Banahaw, Philippines

Back in the Philippines, in Banahaw, the phone signal is erratic.  While staying overnight at a friend’s family rest house, my friend and I were given the tree house where the signal would jump up to three bars. The rest of the compound suffered the Elusive One. After a hard day of trekking, we lazed on the floor sending text messages to friends about our adventure. Below, the rest of our caravan scampered around for a signal. Every now and then we would hear a  stubborn beep signifying, “message not sent.” It went on like that for several hours, people muttering curses under their breath, shoes scuffing the damp ground as they went around chasing the signal. Then suddenly, a victorious cry, “signal!!!” The joyous exclamation was followed by three successive spiteful bleeps and then a scream, or more of a wounded animal’s wail actually - “Nooooooo!!!!! Low bat!!!!”  

Nuts Huts, Loboc, Bohol

In the heart of the Loboc jungle in Bohol, sits a quaint hostel named Nuts Huts, a page right out of Alex Garland’s novel The Beach, where a European beauty with startling aquamarine eyes plays ping pong with a businessman from Hong Kong. On a hammock, a filthy Frenchwoman reads her dog-eared Lonely Planet guide. You may say it is another world all together kept secret by towering trees and thick vegetation. It would have been a perfect escape except for one thing, the stairs. The flight of  stairs that leads from our huts down by the river up to the communal area where they served food is quite steep. Going up about 200 steps for breakfast makes their famous Big Farmer’s Omelette seem almost unappetizing. It doesn’t help when you’re already upstairs, and then suddenly remember that you left the door to your hut unlocked. This was where I was extremely grateful that the Elusive One decided to make a presence out in the jungles.  All I needed was a single bar to call whoever was left downstairs to lock the door for me.

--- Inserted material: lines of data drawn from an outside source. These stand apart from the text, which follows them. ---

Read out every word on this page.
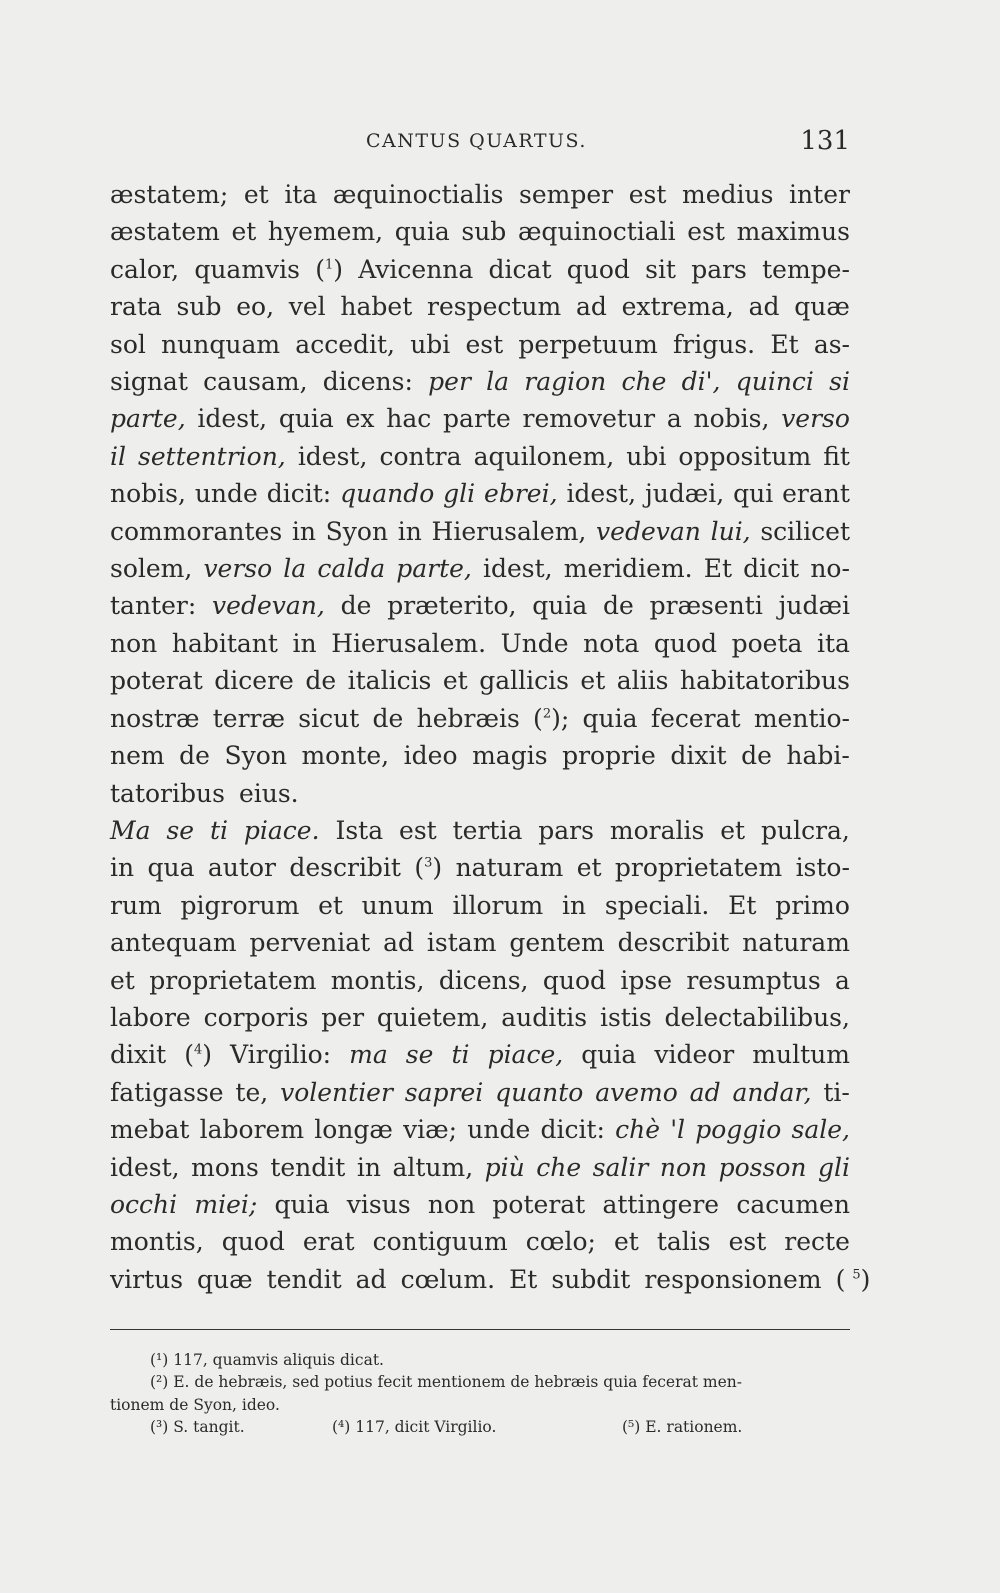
CANTUS QUARTUS.	131
æstatem; et ita æquinoctialis semper est medius inter
æstatem et hyemem, quia sub æquinoctiali est maximus
calor, quamvis ($^1$) Avicenna dicat quod sit pars tempe-
rata sub eo, vel habet respectum ad extrema, ad quæ
sol nunquam accedit, ubi est perpetuum frigus. Et as-
signat causam, dicens: per la ragion che di', quinci si
parte, idest, quia ex hac parte removetur a nobis, verso
il settentrion, idest, contra aquilonem, ubi oppositum fit
nobis, unde dicit: quando gli ebrei, idest, judæi, qui erant
commorantes in Syon in Hierusalem, vedevan lui, scilicet
solem, verso la calda parte, idest, meridiem. Et dicit no-
tanter: vedevan, de præterito, quia de præsenti judæi
non habitant in Hierusalem. Unde nota quod poeta ita
poterat dicere de italicis et gallicis et aliis habitatoribus
nostræ terræ sicut de hebræis ($^2$); quia fecerat mentio-
nem de Syon monte, ideo magis proprie dixit de habi-
tatoribus eius.
Ma se ti piace. Ista est tertia pars moralis et pulcra,
in qua autor describit ($^3$) naturam et proprietatem isto-
rum pigrorum et unum illorum in speciali. Et primo
antequam perveniat ad istam gentem describit naturam
et proprietatem montis, dicens, quod ipse resumptus a
labore corporis per quietem, auditis istis delectabilibus,
dixit ($^4$) Virgilio: ma se ti piace, quia videor multum
fatigasse te, volentier saprei quanto avemo ad andar, ti-
mebat laborem longæ viæ; unde dicit: chè 'l poggio sale,
idest, mons tendit in altum, più che salir non posson gli
occhi miei; quia visus non poterat attingere cacumen
montis, quod erat contiguum cœlo; et talis est recte
virtus quæ tendit ad cœlum. Et subdit responsionem ( $^5$)
(¹) 117, quamvis aliquis dicat.
(²) E. de hebræis, sed potius fecit mentionem de hebræis quia fecerat men-
tionem de Syon, ideo.
(³) S. tangit.	(⁴) 117, dicit Virgilio.	(⁵) E. rationem.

Thank God for the signal. It’s intangible, a silent but powerful presence that has become almost as vital as the throbbing heart. Without it we feel lost, disconnected. So we run around, chasing it, combing every inch of space in the outdoors  while a firefly buzzes around uncaring and the crickets thrill as if to mock us for our dependence. We raise our phones up high in the sky like  beacons, like the sword of Excalibur, beckoning the Elusive One to grace us with its almighty presence. One bar is all we need to feel safe, knowing the world is as it should be.